Улыбающаяся хозяйка подтвердила, что ее «руно» доставляет его счастливым обладателям гораздо больше удовольствий, чем любое другое. Потом она приказала подать шампанское, и вся компания выпила «за сладострастие». Женщины стали чувственными, образовались пары. Все желания, скрывавшиеся под доспехами рыцарства, хорошего тона, приличий и скромности, внезапно вырвались наружу. Слова, которых она никогда раньше не произносили, позы, которых не знало и тело, доказывали, как много тайн у человеческого сердца.
Побуждаемые жаждой жизни, гости госпожи до Верьер яростно предавались любовным изыскам, издавая крики, стоны и кряхтение.
У госпожи де Верьер, которая была необыкновенно хороша собой, было на этом вечере три спутника. В какой-то момент к ним пожелал присоединиться четвертый участник, которого маркиза встретила с воодушевлением, пригласив жестом на свою кровать.
Внезапно в комнату вошел слуга. Пораженный увиденным, он застыл на пороге с раскрытым ртом, не в состоянии вымолвить ни слова.
— Кто позволил вам войти?! — в гневе закричала госпожа де Верьер.
— Но… но я слышал звонок, — пробормотал несчастный.
— Вы лжете, подите немедленно прочь!
Лакей убежал, и все вернулись к своим приятным занятиям.
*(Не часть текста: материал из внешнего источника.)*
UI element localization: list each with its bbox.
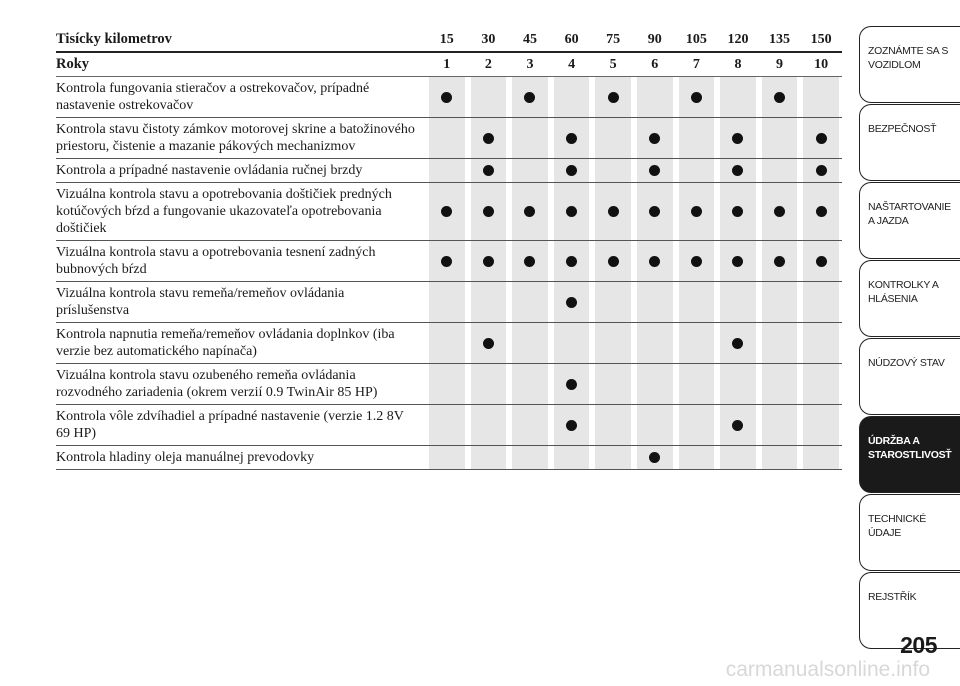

Не прошло и двух минут, как дверь снова открылась и появился другой слуга, который остолбенел, как и первый, увидев в салоне тридцать голых гостей маркизы.
— Вы уволены! — закричала госпожа де Верьер.
— Но мадам звонила…
— Нет, убирайтесь немедленно!
Беднягу как ветром сдуло, но ласки присутствующих длились недолго, потому что в комнату влетел багровый и задыхающийся третий слуга.
— Я всех вас увольняю, всех! — вне себя от ярости завопила маркиза.
— Но звонок, мадам…
— Выйдите!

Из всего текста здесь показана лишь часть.